We headed out to Latinos bar in Downtown Tijuana, grabbed a booth and ordered a bucket of bottled Tecate. We danced in our seats and watched as Jenni Rivera, Paquita la del Barrio, Gloria Trevi and other legendary Mexican singers took the small stage that was dressed with a glittery "Viva Mexico" sign. Their faces were contoured to high-cheekbone perfection, waists cinched to hourglass proportions and their male parts tucked snuggly away. The Paquita impersonator was right on point, looking like Ursula the sea witch, dabbing sweat off her brow and lazily sauntering on the stage as she sang about a rata de dos patas (a rat with two legs: a terrible man). She even drew in the big, hairy chin mole that Paquita is known for! Don't give me that dainty Kate Upton-mole shit. Give me a bruiser of a mole on a haggard old lady who sings about every dude whoís disappointed her—Mexico's answer to Taylor Swift.
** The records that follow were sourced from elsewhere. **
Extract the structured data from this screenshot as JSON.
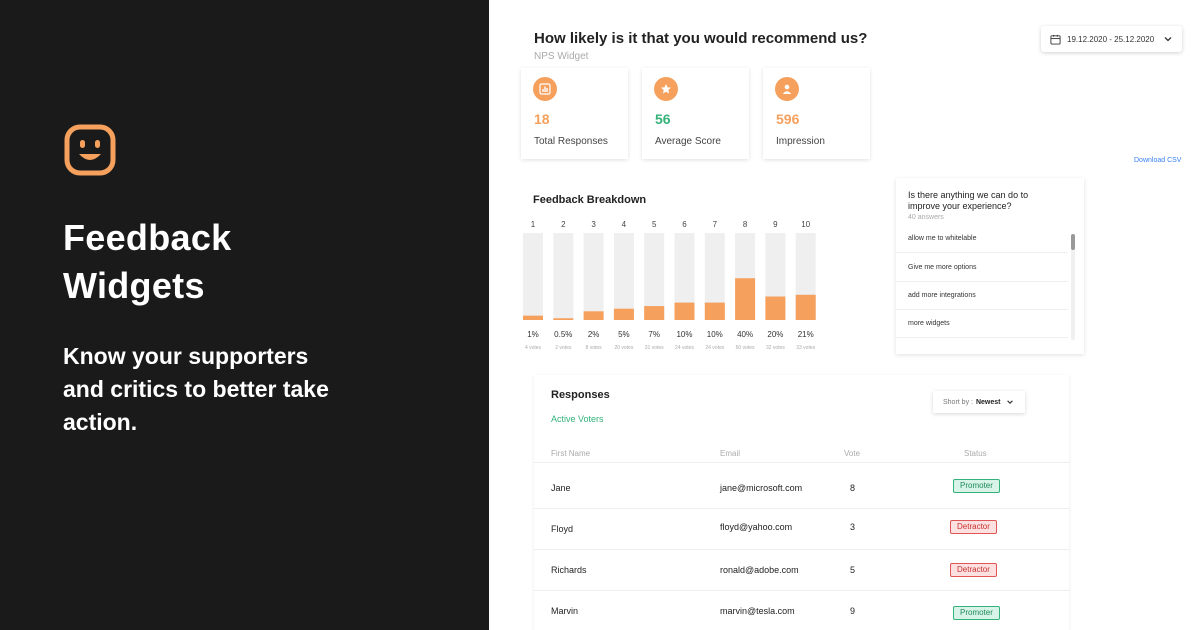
{
  "promo": {
    "title_line1": "Feedback",
    "title_line2": "Widgets",
    "subtitle": "Know your supporters and critics to better take action."
  },
  "colors": {
    "accent": "#f5a05c",
    "green": "#34b27a",
    "red": "#e05555",
    "dark_bg": "#1a1a1a"
  },
  "widget": {
    "question": "How likely is it that you would recommend us?",
    "name": "NPS Widget",
    "date_range": "19.12.2020 - 25.12.2020"
  },
  "stats": [
    {
      "icon": "bar-chart-icon",
      "value": "18",
      "label": "Total Responses",
      "color": "#f5a05c"
    },
    {
      "icon": "star-icon",
      "value": "56",
      "label": "Average Score",
      "color": "#34b27a"
    },
    {
      "icon": "user-icon",
      "value": "596",
      "label": "Impression",
      "color": "#f5a05c"
    }
  ],
  "download_label": "Download CSV",
  "chart_data": {
    "type": "bar",
    "title": "Feedback Breakdown",
    "categories": [
      "1",
      "2",
      "3",
      "4",
      "5",
      "6",
      "7",
      "8",
      "9",
      "10"
    ],
    "percent_labels": [
      "1%",
      "0.5%",
      "2%",
      "5%",
      "7%",
      "10%",
      "10%",
      "40%",
      "20%",
      "21%"
    ],
    "values": [
      5,
      2,
      10,
      13,
      16,
      20,
      20,
      48,
      27,
      29
    ],
    "vote_labels": [
      "4 votes",
      "2 votes",
      "8 votes",
      "20 votes",
      "31 votes",
      "24 votes",
      "24 votes",
      "60 votes",
      "32 votes",
      "33 votes"
    ],
    "ylim": [
      0,
      100
    ]
  },
  "improve": {
    "question": "Is there anything we can do to improve your experience?",
    "count": "40 answers",
    "answers": [
      "allow me to whitelable",
      "Give me more options",
      "add more integrations",
      "more widgets"
    ]
  },
  "responses": {
    "title": "Responses",
    "subtitle": "Active Voters",
    "sort_prefix": "Short by :",
    "sort_value": "Newest",
    "headers": [
      "First Name",
      "Email",
      "Vote",
      "Status"
    ],
    "rows": [
      {
        "name": "Jane",
        "email": "jane@microsoft.com",
        "vote": "8",
        "status": "Promoter",
        "type": "promoter"
      },
      {
        "name": "Floyd",
        "email": "floyd@yahoo.com",
        "vote": "3",
        "status": "Detractor",
        "type": "detractor"
      },
      {
        "name": "Richards",
        "email": "ronald@adobe.com",
        "vote": "5",
        "status": "Detractor",
        "type": "detractor"
      },
      {
        "name": "Marvin",
        "email": "marvin@tesla.com",
        "vote": "9",
        "status": "Promoter",
        "type": "promoter"
      }
    ]
  }
}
The place was brimming with gay and straight folks, coupled up or on the hunt, singing along with the lip-syncing performers. Old men selling Spanish hand fans walked past, realizing that it's the preferred system of cooling for those with a dramatic flair. Amelia, of course, brought her own, which just happened to match her signature turban. Servers came to our table, each with a lit cigarette pressed between their lips, and opened bottles of beer for us, then walked away, ashing their cigarette onto the floor. You gotta respect that zero-fucks-given attitude.
I've been to a few drag shows in my day—really sad ones, where the performers sleepily sing along to their vocal tracks and the wigs look like a Party City Halloween discount-bin leftover or one of Liz Taylor's old pubey-looking wigs. At Latinos, however, they were going full-force in beautifully constructed costumes and lace fronts that Beyoncé would envy. JK! Beyonce's wigs are made of unicorn hair and woven by angels.
Gloria Trevi busted out the splits, and a ball-gown-clad Jenni Rivera whipped her lusciously fake locks around, and Richi and Amelia screeched over a joke he made that I couldn't hear. She took undoubtedly blurry pictures on her phone with the enthusiasm of a teenage girl. (Seriously, has any parent older than 60 ever taken an in-focus cell-phone pic?) We capped the night with the Tijuana special—late-night tacos—and Richi marveled about all the dudes who were hitting on him that night. Ay guey, tuve un chingo de pegue! And we laughed. I looked at Richi and mouthed a silent "Thank you."